Um Grimpeiro com uma flor de Manacá no bico empoleirado no galho de uma araucária no prédio histórico da Universidade Federal do Paraná (UFPR) na praça Santos Andrade. Eis a cena da junção dos símbolos oficiais curitibenses. A imagem não inclui os símbolos praticamente habituais de todas as cidades brasileiras: brasão, bandeira e hinos – confira os de Curitiba aqui.

Parafraseando os memes internetescos: “percebe, Ivair, a petulância da Capivara?”. Pois bem, não vemos acima junto aos símbolos oficiais menção ao gigante e afável roedor semiaquático que perambula as regiões do Parque Barigui e hodiernamente as postagens virtuais da “Prefs”.

Isso porque oficialmente a Capivara não está no rol dos símbolos oficiais da capital paranaense, conforme indica a resposta da Prefeitura de Curitiba ao pedido de informação do Livre.jor. A postagem original sobre o Grimpeiro como ave-símbolo foi publicada em 1. de Abril aqui no Livre.jor.

Porém, surgiu à época uma dúvida. A especificação “ave-símbolo” denotava a possibilidade de existência de outros símbolos, como talvez um mamífero símbolo, uma planta símbolo etc. A questão seria: teriam outros símbolos a capital paranaense?

Pois bem, decidimos perguntar isso à prefeitura.

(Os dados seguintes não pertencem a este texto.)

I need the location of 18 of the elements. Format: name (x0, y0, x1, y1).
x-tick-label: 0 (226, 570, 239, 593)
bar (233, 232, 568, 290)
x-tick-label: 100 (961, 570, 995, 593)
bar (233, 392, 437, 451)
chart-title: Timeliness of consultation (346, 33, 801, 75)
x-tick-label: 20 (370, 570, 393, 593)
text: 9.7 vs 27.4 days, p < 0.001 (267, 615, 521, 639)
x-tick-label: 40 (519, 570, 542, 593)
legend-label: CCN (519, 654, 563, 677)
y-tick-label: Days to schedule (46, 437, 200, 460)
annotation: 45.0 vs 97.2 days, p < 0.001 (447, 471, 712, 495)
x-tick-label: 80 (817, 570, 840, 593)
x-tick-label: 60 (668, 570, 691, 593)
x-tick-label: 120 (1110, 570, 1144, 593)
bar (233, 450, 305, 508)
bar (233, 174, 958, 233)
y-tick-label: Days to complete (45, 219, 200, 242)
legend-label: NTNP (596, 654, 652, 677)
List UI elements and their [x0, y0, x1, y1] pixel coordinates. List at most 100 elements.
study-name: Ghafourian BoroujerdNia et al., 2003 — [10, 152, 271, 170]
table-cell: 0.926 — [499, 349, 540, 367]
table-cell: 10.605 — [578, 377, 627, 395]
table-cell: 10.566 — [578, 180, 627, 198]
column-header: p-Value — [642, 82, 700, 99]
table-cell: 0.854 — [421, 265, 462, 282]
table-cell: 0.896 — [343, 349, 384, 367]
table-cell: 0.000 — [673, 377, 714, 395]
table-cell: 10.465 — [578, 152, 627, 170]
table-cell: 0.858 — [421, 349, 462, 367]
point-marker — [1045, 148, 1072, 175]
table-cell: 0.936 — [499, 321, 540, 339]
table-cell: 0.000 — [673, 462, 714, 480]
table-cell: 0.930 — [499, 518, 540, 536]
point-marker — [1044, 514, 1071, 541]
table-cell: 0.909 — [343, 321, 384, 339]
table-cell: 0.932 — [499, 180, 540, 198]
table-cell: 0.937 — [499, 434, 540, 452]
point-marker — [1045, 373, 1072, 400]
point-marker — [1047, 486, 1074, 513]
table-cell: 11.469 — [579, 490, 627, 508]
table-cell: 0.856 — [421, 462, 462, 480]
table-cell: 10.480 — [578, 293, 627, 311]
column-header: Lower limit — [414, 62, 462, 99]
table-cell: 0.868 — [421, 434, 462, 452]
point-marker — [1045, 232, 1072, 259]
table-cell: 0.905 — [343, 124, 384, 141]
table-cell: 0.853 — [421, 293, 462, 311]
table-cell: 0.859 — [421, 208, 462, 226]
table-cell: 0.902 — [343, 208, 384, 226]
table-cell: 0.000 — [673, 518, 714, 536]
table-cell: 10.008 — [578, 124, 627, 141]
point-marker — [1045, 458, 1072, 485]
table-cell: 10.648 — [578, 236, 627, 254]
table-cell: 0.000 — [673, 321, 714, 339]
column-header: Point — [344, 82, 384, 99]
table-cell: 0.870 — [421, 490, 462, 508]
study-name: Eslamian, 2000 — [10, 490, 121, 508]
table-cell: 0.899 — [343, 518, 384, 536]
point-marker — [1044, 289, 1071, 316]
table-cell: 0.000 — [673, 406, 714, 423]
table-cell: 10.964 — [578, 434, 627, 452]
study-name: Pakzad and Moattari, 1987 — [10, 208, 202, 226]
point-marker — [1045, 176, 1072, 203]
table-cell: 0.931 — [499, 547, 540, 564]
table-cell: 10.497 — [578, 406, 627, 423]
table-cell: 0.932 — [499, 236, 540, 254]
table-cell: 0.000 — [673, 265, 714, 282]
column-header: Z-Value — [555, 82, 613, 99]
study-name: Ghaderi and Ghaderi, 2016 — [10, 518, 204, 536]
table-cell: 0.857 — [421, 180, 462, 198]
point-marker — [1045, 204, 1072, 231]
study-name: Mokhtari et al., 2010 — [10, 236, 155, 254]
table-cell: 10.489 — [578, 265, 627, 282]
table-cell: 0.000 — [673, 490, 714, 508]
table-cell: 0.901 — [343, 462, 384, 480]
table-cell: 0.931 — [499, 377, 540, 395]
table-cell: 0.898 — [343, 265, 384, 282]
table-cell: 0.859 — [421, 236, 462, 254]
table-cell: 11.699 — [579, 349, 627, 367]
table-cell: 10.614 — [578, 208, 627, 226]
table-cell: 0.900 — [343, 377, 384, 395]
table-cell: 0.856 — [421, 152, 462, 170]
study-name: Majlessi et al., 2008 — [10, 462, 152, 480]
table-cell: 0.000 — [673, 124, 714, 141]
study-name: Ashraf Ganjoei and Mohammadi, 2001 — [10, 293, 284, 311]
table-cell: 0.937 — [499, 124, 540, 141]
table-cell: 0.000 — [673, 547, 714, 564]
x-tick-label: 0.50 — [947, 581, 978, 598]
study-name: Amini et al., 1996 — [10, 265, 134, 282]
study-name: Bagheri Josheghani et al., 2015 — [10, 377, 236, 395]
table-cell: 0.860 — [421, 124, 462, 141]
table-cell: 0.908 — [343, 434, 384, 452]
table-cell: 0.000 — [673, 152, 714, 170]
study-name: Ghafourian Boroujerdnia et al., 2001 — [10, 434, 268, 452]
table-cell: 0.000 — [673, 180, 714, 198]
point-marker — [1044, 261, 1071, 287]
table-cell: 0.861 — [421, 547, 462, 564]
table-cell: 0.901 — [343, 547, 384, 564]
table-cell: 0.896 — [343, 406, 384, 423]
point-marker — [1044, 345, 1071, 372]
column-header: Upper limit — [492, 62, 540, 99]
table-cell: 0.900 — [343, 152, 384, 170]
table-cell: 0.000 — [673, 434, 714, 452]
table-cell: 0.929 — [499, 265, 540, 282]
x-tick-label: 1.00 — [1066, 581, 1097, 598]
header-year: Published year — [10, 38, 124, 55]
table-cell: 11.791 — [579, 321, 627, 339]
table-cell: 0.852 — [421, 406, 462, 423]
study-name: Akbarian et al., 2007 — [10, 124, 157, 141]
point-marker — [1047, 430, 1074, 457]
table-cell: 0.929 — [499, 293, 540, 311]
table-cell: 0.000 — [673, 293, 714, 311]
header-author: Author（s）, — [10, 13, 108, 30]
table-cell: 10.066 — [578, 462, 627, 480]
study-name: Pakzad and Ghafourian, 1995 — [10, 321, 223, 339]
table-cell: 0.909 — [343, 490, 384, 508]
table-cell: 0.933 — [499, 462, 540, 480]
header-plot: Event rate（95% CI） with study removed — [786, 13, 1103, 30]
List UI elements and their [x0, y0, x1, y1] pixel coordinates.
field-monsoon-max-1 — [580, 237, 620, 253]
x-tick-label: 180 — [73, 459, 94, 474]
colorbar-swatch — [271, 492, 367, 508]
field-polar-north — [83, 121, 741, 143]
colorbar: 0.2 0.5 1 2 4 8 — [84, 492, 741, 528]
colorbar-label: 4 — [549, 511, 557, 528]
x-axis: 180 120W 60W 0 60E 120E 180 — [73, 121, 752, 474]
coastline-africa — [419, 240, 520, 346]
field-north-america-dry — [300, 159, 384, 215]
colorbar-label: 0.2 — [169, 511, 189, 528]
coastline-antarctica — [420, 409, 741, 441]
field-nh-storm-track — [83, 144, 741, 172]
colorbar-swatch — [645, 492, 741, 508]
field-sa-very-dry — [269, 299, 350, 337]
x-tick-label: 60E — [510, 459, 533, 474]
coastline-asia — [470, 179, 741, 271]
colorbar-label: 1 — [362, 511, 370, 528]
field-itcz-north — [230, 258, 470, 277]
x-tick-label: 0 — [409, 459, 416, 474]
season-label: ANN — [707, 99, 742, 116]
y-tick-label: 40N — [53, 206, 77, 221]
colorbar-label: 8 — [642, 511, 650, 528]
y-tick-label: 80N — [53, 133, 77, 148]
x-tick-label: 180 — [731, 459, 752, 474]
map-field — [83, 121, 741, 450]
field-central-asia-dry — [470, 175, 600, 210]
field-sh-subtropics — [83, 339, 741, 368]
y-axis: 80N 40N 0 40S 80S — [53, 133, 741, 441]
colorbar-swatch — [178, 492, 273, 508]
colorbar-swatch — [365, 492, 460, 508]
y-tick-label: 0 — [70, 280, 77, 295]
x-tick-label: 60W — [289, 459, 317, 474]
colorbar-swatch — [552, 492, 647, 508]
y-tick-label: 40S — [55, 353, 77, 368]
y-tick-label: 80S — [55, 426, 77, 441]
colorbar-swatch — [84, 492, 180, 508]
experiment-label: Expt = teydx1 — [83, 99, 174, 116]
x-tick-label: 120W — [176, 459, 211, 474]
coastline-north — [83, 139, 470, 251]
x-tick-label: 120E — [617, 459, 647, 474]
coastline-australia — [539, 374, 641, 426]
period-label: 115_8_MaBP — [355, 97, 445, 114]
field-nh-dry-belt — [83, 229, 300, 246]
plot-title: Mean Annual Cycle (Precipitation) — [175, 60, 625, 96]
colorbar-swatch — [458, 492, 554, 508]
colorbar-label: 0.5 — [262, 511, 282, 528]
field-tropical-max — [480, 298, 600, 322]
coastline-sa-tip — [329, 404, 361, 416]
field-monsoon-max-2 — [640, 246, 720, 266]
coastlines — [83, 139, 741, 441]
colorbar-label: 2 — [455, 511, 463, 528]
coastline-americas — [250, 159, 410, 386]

E a resposta, com direito as cópias das legislações que definiram os símbolos, indica o Grimpeiro como ave simbólica – lei municipal 13.544/2010-, o Manacá como flor simbólica – lei municipal 6.324/1982 -, o prédio histórico da UFPR na Praça Santos Andrade como local símbolo da Cidade de Curitiba – lei municipal 10.236/2001-, e a araucária como a árvore-símbolo da capital paranaense – lei municipal 13.534/2010.

Claro, como homenagens, as definições legais não impedem a Prefeitura de prestar homenagens outras. Isso o próprio gabinete do prefeito indica na resposta ao pedido de informação. Não se destrona, portanto, o mascote eleito para o ambiente virtual da atual gestão do executivo municipal. Porém, abusando até das sacras escrituras, “a César o que é de César, e à capivara o que da capivara”, por questões legais, se não pia e nem voa, não é o animal símbolo de Curitiba.